The story that had been buried deep in the unreachable recesses of Billy’s heart spilled out into the circle. Billy had served as an airborne ranger in Vietnam and watched three of his men die in unthinkable ways. He had tried for years to push the memories away from his thoughts, prayers, and dreams.

Waves of words and deep feelings washed out of Billy’s heart and soul as the circle held him in silence. It was then that Steve stood up, pushed his chair back and walked slowly behind the circle of chairs until he stood at the back of Billy’s chair. Steve then leaned in and gently wrapped his arms around Billy’s chest, their faces touching. The men held on to each other and wept for what seemed like a very long time.

When Billy lifted his head, I knew he was through the worst of the memories, and when he dropped to his hands and knees and crawled to the bowl of water to drop his stones in, and then lifted handfuls of water to his head and face, I knew that his deep healing had begun.

Steve told me later that he, too, was healed in the process. “There was a palpable sense that Billy and I were both being held and supported by the focused and loving intent of everyone else in the room. In those moments, for the first time in my life, I felt my authentic self—who I am and what I’m really made of.
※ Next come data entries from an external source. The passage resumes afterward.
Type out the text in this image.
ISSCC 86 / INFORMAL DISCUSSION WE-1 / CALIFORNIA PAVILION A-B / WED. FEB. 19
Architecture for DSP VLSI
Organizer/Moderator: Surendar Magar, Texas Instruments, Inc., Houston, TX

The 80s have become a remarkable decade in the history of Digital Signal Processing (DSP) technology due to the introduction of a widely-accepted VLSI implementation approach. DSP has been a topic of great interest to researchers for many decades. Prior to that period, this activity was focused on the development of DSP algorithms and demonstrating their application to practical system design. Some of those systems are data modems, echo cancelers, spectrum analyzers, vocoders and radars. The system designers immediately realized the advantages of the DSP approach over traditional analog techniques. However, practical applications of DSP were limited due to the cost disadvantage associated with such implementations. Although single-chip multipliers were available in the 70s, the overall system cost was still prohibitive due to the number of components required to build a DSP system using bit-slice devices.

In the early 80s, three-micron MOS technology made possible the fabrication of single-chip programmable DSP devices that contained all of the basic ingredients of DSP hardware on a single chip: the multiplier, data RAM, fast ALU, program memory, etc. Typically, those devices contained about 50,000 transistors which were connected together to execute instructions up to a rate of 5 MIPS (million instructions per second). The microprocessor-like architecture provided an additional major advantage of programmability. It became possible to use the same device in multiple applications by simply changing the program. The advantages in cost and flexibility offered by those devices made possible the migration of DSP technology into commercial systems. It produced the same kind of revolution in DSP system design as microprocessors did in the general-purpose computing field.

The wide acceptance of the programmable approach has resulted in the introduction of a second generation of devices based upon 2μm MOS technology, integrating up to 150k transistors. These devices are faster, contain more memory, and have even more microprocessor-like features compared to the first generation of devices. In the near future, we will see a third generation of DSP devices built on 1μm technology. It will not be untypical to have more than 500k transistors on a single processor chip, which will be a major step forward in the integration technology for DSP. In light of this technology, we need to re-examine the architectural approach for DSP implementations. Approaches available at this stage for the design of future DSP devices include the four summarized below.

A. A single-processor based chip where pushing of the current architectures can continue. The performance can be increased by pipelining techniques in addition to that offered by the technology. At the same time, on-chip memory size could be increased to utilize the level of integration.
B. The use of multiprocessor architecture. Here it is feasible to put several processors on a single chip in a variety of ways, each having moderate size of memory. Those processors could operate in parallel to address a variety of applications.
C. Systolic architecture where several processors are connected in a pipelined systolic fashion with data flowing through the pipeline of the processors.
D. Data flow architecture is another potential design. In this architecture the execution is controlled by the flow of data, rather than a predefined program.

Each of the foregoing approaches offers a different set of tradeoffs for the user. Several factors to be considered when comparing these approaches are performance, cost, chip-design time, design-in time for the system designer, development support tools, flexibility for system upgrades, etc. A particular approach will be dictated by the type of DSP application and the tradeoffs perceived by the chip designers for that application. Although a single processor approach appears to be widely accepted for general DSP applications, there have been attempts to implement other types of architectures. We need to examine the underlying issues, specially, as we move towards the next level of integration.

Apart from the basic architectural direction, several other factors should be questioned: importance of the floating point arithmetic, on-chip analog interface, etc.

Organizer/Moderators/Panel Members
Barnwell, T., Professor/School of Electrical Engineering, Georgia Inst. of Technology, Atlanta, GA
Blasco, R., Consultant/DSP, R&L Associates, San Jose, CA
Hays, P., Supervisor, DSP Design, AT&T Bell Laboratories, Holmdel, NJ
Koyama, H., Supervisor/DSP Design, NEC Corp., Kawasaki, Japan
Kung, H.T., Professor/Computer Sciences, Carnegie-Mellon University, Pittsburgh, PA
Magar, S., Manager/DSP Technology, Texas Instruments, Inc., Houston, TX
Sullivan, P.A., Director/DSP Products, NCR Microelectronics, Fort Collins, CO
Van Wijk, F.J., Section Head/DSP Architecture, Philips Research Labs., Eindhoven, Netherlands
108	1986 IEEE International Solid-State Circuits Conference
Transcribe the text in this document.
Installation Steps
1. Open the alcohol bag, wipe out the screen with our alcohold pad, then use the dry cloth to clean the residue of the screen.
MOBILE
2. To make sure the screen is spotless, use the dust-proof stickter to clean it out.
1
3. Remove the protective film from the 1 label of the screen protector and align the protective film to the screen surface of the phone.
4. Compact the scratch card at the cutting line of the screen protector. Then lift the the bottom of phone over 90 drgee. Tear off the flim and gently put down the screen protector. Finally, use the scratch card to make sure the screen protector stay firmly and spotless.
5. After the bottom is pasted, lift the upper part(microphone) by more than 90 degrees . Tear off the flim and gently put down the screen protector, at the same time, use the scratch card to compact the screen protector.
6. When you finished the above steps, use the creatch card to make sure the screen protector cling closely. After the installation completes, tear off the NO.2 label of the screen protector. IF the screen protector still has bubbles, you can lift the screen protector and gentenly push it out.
The inherent goodness in my heart and soul that I hadn’t known was there had been revealed to me.”

Later that same day, Billy’s new friends and the wild purple irises in the meadow looked on as he tucked his three rocks into the dark clay soil on the cliff edge, alongside others’ rocks of loss. Billy had tended his sorrows and, in so doing, had deeply honored his three friends, as well as each one of us in the circle who are forever changed by one man’s unwavering courage to heal.

May we all find community to help one other attend to our unattended sorrows before we leave this world.

Janie Brown is the executive director of the Callanish Society, a nonprofit organization she co-founded in 1995 for people who are irrevocably changed by cancer and who want to heal, whether it be into life or death. She is currently working on her first book.